И слезы, и смех. В другой раз нужно было делать прививку, и Лариса Сергеевна стала щелкать в стороне большими ножницами. Пока Анечка туда смотрела, уже прививка и сделана.
Так вот и приходится придумывать что-нибудь каждый раз.
Когда я попал в больницу – пришлось лечь на операцию, пустяковую, но все равно мало приятного, – лежал на операционном столе, смотрел, как хирург поднял и держал вымытые эфиром руки вверх, будто собрался молиться, и в голову приходили нерадостные мысли: сейчас вот засну и никогда больше не увижу дочку. И так это показалось чудовищным, что меня всего, до кончиков пальцев, охватила какая-то невероятная жизненная сила, меня даже спросили, что это я улыбаюсь. И как им было объяснить в операционной, что мне стала смешна моя смерть: как же я могу умереть, оставив здесь одну Анечку? Никак не могу.
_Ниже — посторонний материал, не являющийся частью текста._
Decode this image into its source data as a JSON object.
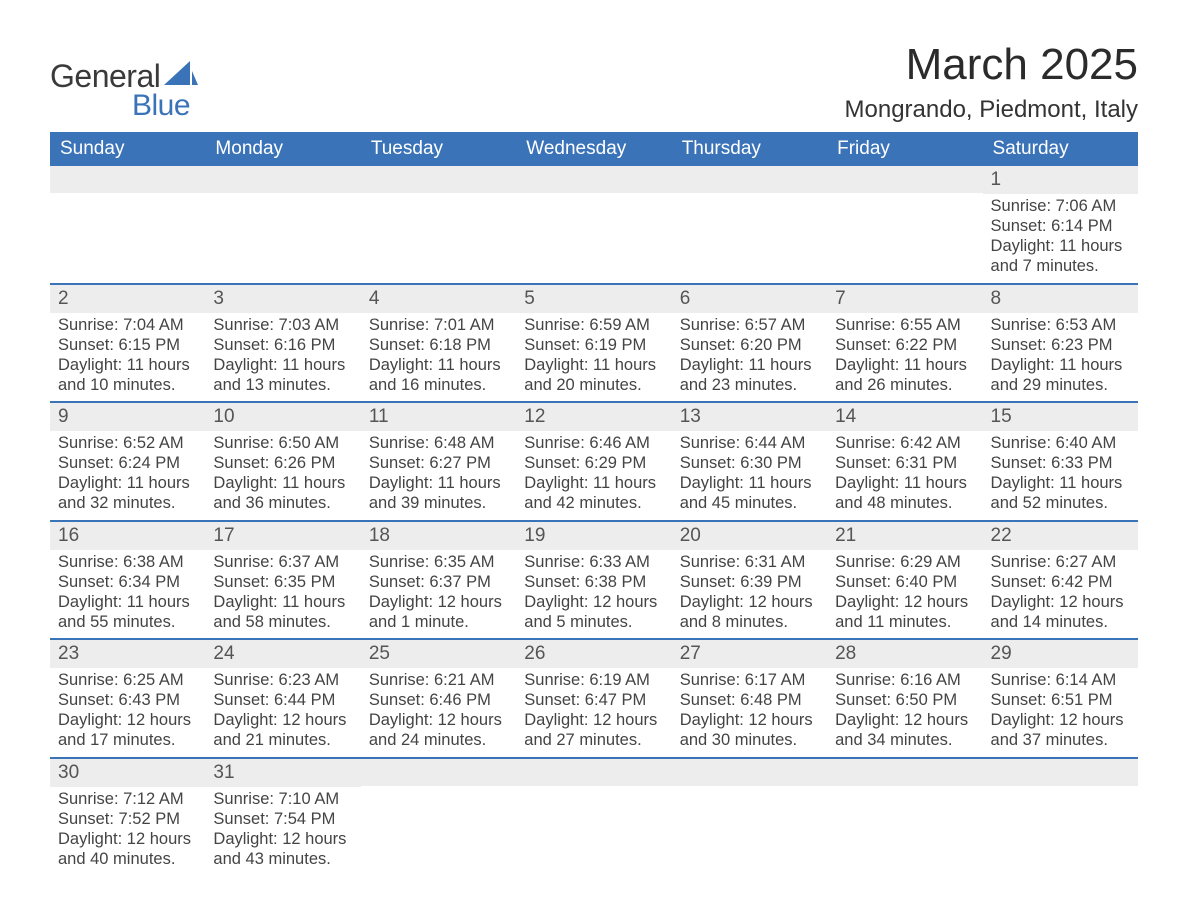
{
  "logo": {
    "text_general": "General",
    "text_blue": "Blue",
    "shape_color": "#3b73b9",
    "text_dark": "#3a3a3a"
  },
  "title": "March 2025",
  "location": "Mongrando, Piedmont, Italy",
  "colors": {
    "header_bg": "#3b73b9",
    "header_text": "#ffffff",
    "daynum_bg": "#ededed",
    "row_border": "#3b73b9",
    "body_text": "#444444",
    "title_text": "#2b2b2b",
    "background": "#ffffff"
  },
  "typography": {
    "title_fontsize": 44,
    "location_fontsize": 24,
    "header_fontsize": 19,
    "daynum_fontsize": 19,
    "body_fontsize": 16.5,
    "font_family": "Arial"
  },
  "layout": {
    "columns": 7,
    "rows": 6,
    "col_width_pct": 14.2857
  },
  "weekdays": [
    "Sunday",
    "Monday",
    "Tuesday",
    "Wednesday",
    "Thursday",
    "Friday",
    "Saturday"
  ],
  "weeks": [
    [
      {
        "n": "",
        "sr": "",
        "ss": "",
        "dl": ""
      },
      {
        "n": "",
        "sr": "",
        "ss": "",
        "dl": ""
      },
      {
        "n": "",
        "sr": "",
        "ss": "",
        "dl": ""
      },
      {
        "n": "",
        "sr": "",
        "ss": "",
        "dl": ""
      },
      {
        "n": "",
        "sr": "",
        "ss": "",
        "dl": ""
      },
      {
        "n": "",
        "sr": "",
        "ss": "",
        "dl": ""
      },
      {
        "n": "1",
        "sr": "Sunrise: 7:06 AM",
        "ss": "Sunset: 6:14 PM",
        "dl": "Daylight: 11 hours and 7 minutes."
      }
    ],
    [
      {
        "n": "2",
        "sr": "Sunrise: 7:04 AM",
        "ss": "Sunset: 6:15 PM",
        "dl": "Daylight: 11 hours and 10 minutes."
      },
      {
        "n": "3",
        "sr": "Sunrise: 7:03 AM",
        "ss": "Sunset: 6:16 PM",
        "dl": "Daylight: 11 hours and 13 minutes."
      },
      {
        "n": "4",
        "sr": "Sunrise: 7:01 AM",
        "ss": "Sunset: 6:18 PM",
        "dl": "Daylight: 11 hours and 16 minutes."
      },
      {
        "n": "5",
        "sr": "Sunrise: 6:59 AM",
        "ss": "Sunset: 6:19 PM",
        "dl": "Daylight: 11 hours and 20 minutes."
      },
      {
        "n": "6",
        "sr": "Sunrise: 6:57 AM",
        "ss": "Sunset: 6:20 PM",
        "dl": "Daylight: 11 hours and 23 minutes."
      },
      {
        "n": "7",
        "sr": "Sunrise: 6:55 AM",
        "ss": "Sunset: 6:22 PM",
        "dl": "Daylight: 11 hours and 26 minutes."
      },
      {
        "n": "8",
        "sr": "Sunrise: 6:53 AM",
        "ss": "Sunset: 6:23 PM",
        "dl": "Daylight: 11 hours and 29 minutes."
      }
    ],
    [
      {
        "n": "9",
        "sr": "Sunrise: 6:52 AM",
        "ss": "Sunset: 6:24 PM",
        "dl": "Daylight: 11 hours and 32 minutes."
      },
      {
        "n": "10",
        "sr": "Sunrise: 6:50 AM",
        "ss": "Sunset: 6:26 PM",
        "dl": "Daylight: 11 hours and 36 minutes."
      },
      {
        "n": "11",
        "sr": "Sunrise: 6:48 AM",
        "ss": "Sunset: 6:27 PM",
        "dl": "Daylight: 11 hours and 39 minutes."
      },
      {
        "n": "12",
        "sr": "Sunrise: 6:46 AM",
        "ss": "Sunset: 6:29 PM",
        "dl": "Daylight: 11 hours and 42 minutes."
      },
      {
        "n": "13",
        "sr": "Sunrise: 6:44 AM",
        "ss": "Sunset: 6:30 PM",
        "dl": "Daylight: 11 hours and 45 minutes."
      },
      {
        "n": "14",
        "sr": "Sunrise: 6:42 AM",
        "ss": "Sunset: 6:31 PM",
        "dl": "Daylight: 11 hours and 48 minutes."
      },
      {
        "n": "15",
        "sr": "Sunrise: 6:40 AM",
        "ss": "Sunset: 6:33 PM",
        "dl": "Daylight: 11 hours and 52 minutes."
      }
    ],
    [
      {
        "n": "16",
        "sr": "Sunrise: 6:38 AM",
        "ss": "Sunset: 6:34 PM",
        "dl": "Daylight: 11 hours and 55 minutes."
      },
      {
        "n": "17",
        "sr": "Sunrise: 6:37 AM",
        "ss": "Sunset: 6:35 PM",
        "dl": "Daylight: 11 hours and 58 minutes."
      },
      {
        "n": "18",
        "sr": "Sunrise: 6:35 AM",
        "ss": "Sunset: 6:37 PM",
        "dl": "Daylight: 12 hours and 1 minute."
      },
      {
        "n": "19",
        "sr": "Sunrise: 6:33 AM",
        "ss": "Sunset: 6:38 PM",
        "dl": "Daylight: 12 hours and 5 minutes."
      },
      {
        "n": "20",
        "sr": "Sunrise: 6:31 AM",
        "ss": "Sunset: 6:39 PM",
        "dl": "Daylight: 12 hours and 8 minutes."
      },
      {
        "n": "21",
        "sr": "Sunrise: 6:29 AM",
        "ss": "Sunset: 6:40 PM",
        "dl": "Daylight: 12 hours and 11 minutes."
      },
      {
        "n": "22",
        "sr": "Sunrise: 6:27 AM",
        "ss": "Sunset: 6:42 PM",
        "dl": "Daylight: 12 hours and 14 minutes."
      }
    ],
    [
      {
        "n": "23",
        "sr": "Sunrise: 6:25 AM",
        "ss": "Sunset: 6:43 PM",
        "dl": "Daylight: 12 hours and 17 minutes."
      },
      {
        "n": "24",
        "sr": "Sunrise: 6:23 AM",
        "ss": "Sunset: 6:44 PM",
        "dl": "Daylight: 12 hours and 21 minutes."
      },
      {
        "n": "25",
        "sr": "Sunrise: 6:21 AM",
        "ss": "Sunset: 6:46 PM",
        "dl": "Daylight: 12 hours and 24 minutes."
      },
      {
        "n": "26",
        "sr": "Sunrise: 6:19 AM",
        "ss": "Sunset: 6:47 PM",
        "dl": "Daylight: 12 hours and 27 minutes."
      },
      {
        "n": "27",
        "sr": "Sunrise: 6:17 AM",
        "ss": "Sunset: 6:48 PM",
        "dl": "Daylight: 12 hours and 30 minutes."
      },
      {
        "n": "28",
        "sr": "Sunrise: 6:16 AM",
        "ss": "Sunset: 6:50 PM",
        "dl": "Daylight: 12 hours and 34 minutes."
      },
      {
        "n": "29",
        "sr": "Sunrise: 6:14 AM",
        "ss": "Sunset: 6:51 PM",
        "dl": "Daylight: 12 hours and 37 minutes."
      }
    ],
    [
      {
        "n": "30",
        "sr": "Sunrise: 7:12 AM",
        "ss": "Sunset: 7:52 PM",
        "dl": "Daylight: 12 hours and 40 minutes."
      },
      {
        "n": "31",
        "sr": "Sunrise: 7:10 AM",
        "ss": "Sunset: 7:54 PM",
        "dl": "Daylight: 12 hours and 43 minutes."
      },
      {
        "n": "",
        "sr": "",
        "ss": "",
        "dl": ""
      },
      {
        "n": "",
        "sr": "",
        "ss": "",
        "dl": ""
      },
      {
        "n": "",
        "sr": "",
        "ss": "",
        "dl": ""
      },
      {
        "n": "",
        "sr": "",
        "ss": "",
        "dl": ""
      },
      {
        "n": "",
        "sr": "",
        "ss": "",
        "dl": ""
      }
    ]
  ]
}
Положили на лицо маску, стали капать хлороформ и считать, а я должен был повторять.
– Пятнадцать… Шестнадцать…
Повторяю:
– Пятнадцать… Шестнадцать…
– Двадцать два…
– Двадцать два…
– Тридцать восемь…
Слышу уже откуда-то издалека. А повторить не могу.
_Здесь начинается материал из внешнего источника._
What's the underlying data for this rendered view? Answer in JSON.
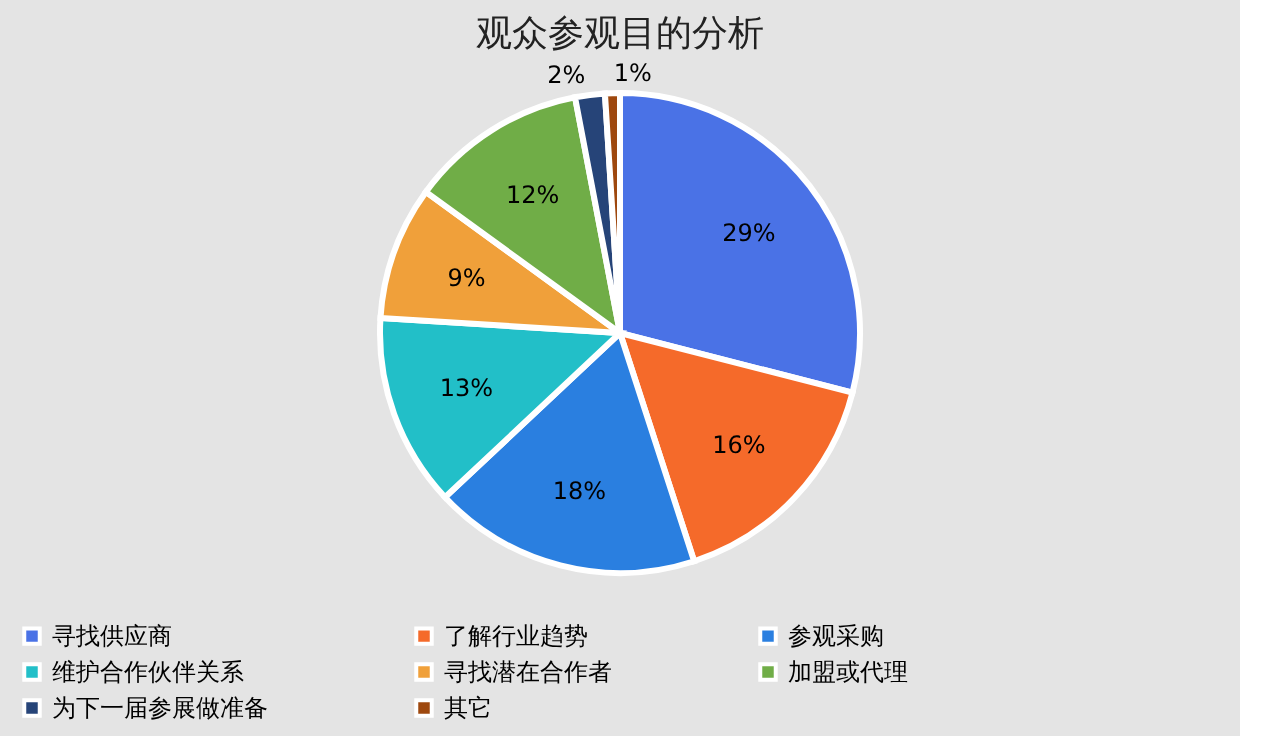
{
  "chart_data": {
    "type": "pie",
    "title": "观众参观目的分析",
    "categories": [
      "寻找供应商",
      "了解行业趋势",
      "参观采购",
      "维护合作伙伴关系",
      "寻找潜在合作者",
      "加盟或代理",
      "为下一届参展做准备",
      "其它"
    ],
    "values": [
      29,
      16,
      18,
      13,
      9,
      12,
      2,
      1
    ],
    "colors": [
      "#4a72e6",
      "#f56a2a",
      "#2a7fe0",
      "#22bfc8",
      "#f0a03a",
      "#70ad47",
      "#264478",
      "#9e480e"
    ],
    "value_labels": [
      "29%",
      "16%",
      "18%",
      "13%",
      "9%",
      "12%",
      "2%",
      "1%"
    ],
    "legend": "bottom"
  }
}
Сквозь шум в ушах доносится:
– Можно начинать!
Крикнул с усилием воли:
– Тридцать восемь!
И провалился куда-то.
После операции я не ждал никаких посещений и очень удивился, увидев в больнице Ларису Сергеевну. Она пришла и села на стул рядом с моей кроватью, будто это было совершенно обыкновенно, будто она мне сестра или жена. Мы оба не знали толком, про что говорить, и я стал расспрашивать ее про сына, а она качала головой и сокрушалась, что у него одни кошки-мышки в голове:
– Очень он у меня любит всякую живность, всякую дрянь себе домой тащит, такой Костька у меня бестолочь…
Через какое-то время я снова стал работать, и наши диктовки возобновились. И вот однажды в суде я увидел Ларису Сергеевну, подошел к ней и, хотя именно в тот момент у меня работы для нее никакой не было, попросил прийти ко мне домой. Она, наверно, что-то почувствовала и ответила, что занята. Я стал упрашивать ее, что это очень срочно. Наконец она согласилась зайти, но только коротко.
– Хорошо, хорошо, – обрадовался я, – там совсем немного, одна страничка.
Я отправил Матрешу с Анечкой гулять и стоял у окна, ожидая, когда появится из-за угла в начале улицы Лариса Сергеевна. С неба падала легкая сухая крупа – был конец осени. Я пошел в ванную комнату и стал чистить зубы. Чистил, поглядывая в окно, в котором двор был будто присыпан зубным порошком, и сам себе удивлялся – что я хочу от этой женщины, зачем все это?
Наконец она пришла и, не снимая шляпы, села, приготовилась писать.
Я долго ходил по комнате, не зная, что бы такое продиктовать.
Вдруг сказал ей:
– Сними шляпу!
И опять сам себе удивился: что это со мной? Что я говорю? Почему тыкаю?
Лариса Сергеевна покорно отколола булавку, положила шляпу в кресло, распустила волосы.
У нее груди были с голубыми прожилками, и левая оказалась больше правой – как у Кати.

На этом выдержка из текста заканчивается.